# Semi-Random Models and Robustness in Unsupervised Learning

Aravindan Vijayaraghavan (Northwestern University)

Probabilistic models are widely used in statistical inference, and for understanding the computational tractability of several unsupervised learning tasks. However, a common criticism of most existing learning algorithms is that their guarantees strongly rely on the unrealistic assumption that the instance is generated exactly from the model. Semi-random models provide a framework to reason about robustness of algorithms to modeling errors by incorporating both adversarial and random choices in instance generation. In this talk, I will describe new semi-random models for two different problems in unsupervised learning: dictionary learning, and clustering mixtures of Gaussians. In dictionary learning the task is to learn a hidden incoherent basis/dictionary A given data Y=AX that represents unknown sparse linear combinations (corresponding to columns of X) of the basis elements. Existing algorithms learn A and X efficiently, assuming strong distributional assumptions about both the supports of the columns of X and the values of these non-zero entries.

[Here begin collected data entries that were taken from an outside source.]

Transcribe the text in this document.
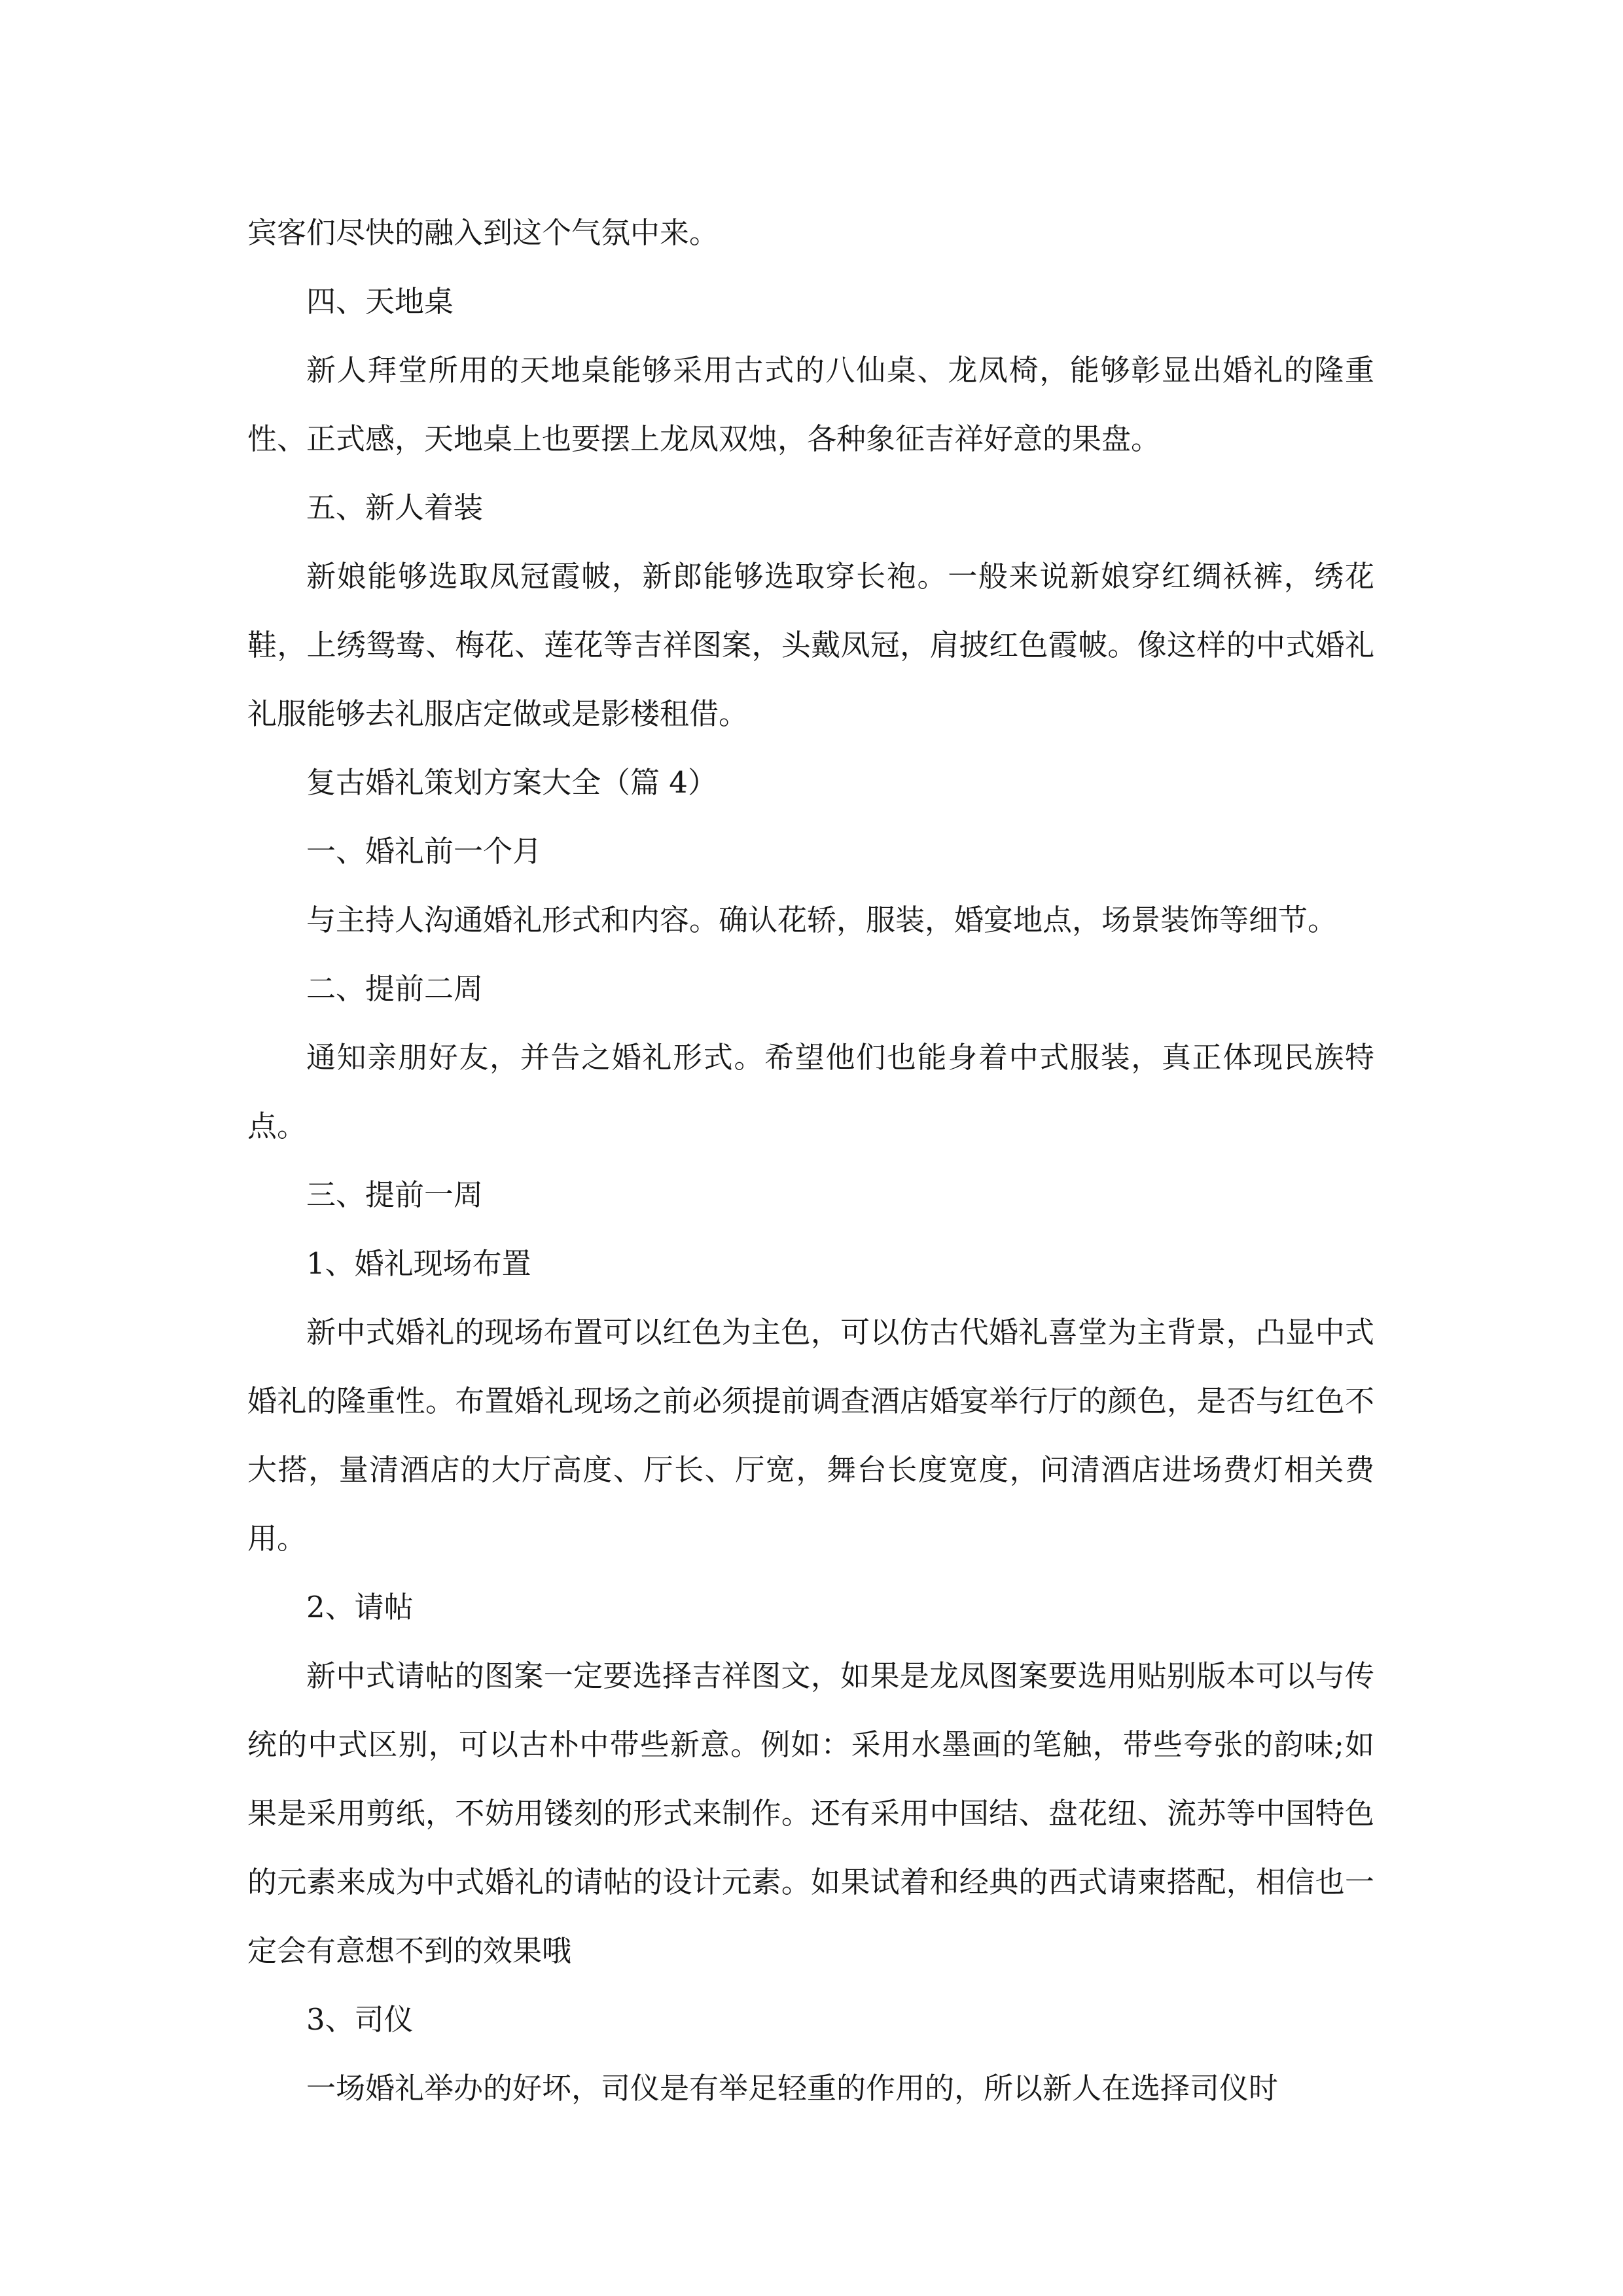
宾客们尽快的融入到这个气氛中来。

四、天地桌

新人拜堂所用的天地桌能够采用古式的八仙桌、龙凤椅，能够彰显出婚礼的隆重性、正式感，天地桌上也要摆上龙凤双烛，各种象征吉祥好意的果盘。

五、新人着装

新娘能够选取凤冠霞帔，新郎能够选取穿长袍。一般来说新娘穿红绸袄裤，绣花鞋，上绣鸳鸯、梅花、莲花等吉祥图案，头戴凤冠，肩披红色霞帔。像这样的中式婚礼礼服能够去礼服店定做或是影楼租借。

复古婚礼策划方案大全（篇 4）

一、婚礼前一个月

与主持人沟通婚礼形式和内容。确认花轿，服装，婚宴地点，场景装饰等细节。

二、提前二周

通知亲朋好友，并告之婚礼形式。希望他们也能身着中式服装，真正体现民族特点。

三、提前一周

1、婚礼现场布置

新中式婚礼的现场布置可以红色为主色，可以仿古代婚礼喜堂为主背景，凸显中式婚礼的隆重性。布置婚礼现场之前必须提前调查酒店婚宴举行厅的颜色，是否与红色不大搭，量清酒店的大厅高度、厅长、厅宽，舞台长度宽度，问清酒店进场费灯相关费用。

2、请帖

新中式请帖的图案一定要选择吉祥图文，如果是龙凤图案要选用贴别版本可以与传统的中式区别，可以古朴中带些新意。例如：采用水墨画的笔触，带些夸张的韵味;如果是采用剪纸，不妨用镂刻的形式来制作。还有采用中国结、盘花纽、流苏等中国特色的元素来成为中式婚礼的请帖的设计元素。如果试着和经典的西式请柬搭配，相信也一定会有意想不到的效果哦

3、司仪

一场婚礼举办的好坏，司仪是有举足轻重的作用的，所以新人在选择司仪时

In the first part of the talk, I will describe a more general semi-random model for dictionary learning aimed at capturing almost arbitrary distributions for the sparse supports, and give a new polynomial time algorithm for learning incoherent over-complete dictionaries under the semi-random model. Finally (time permitting), I will describe a natural semi-random model for k-means clustering that generalizes mixtures of k Gaussians, and demonstrate how the Lloyds algorithm successfully recovers the ground-truth clustering up to near optimal accuracy. Based on joint works with Pranjal Awasthi.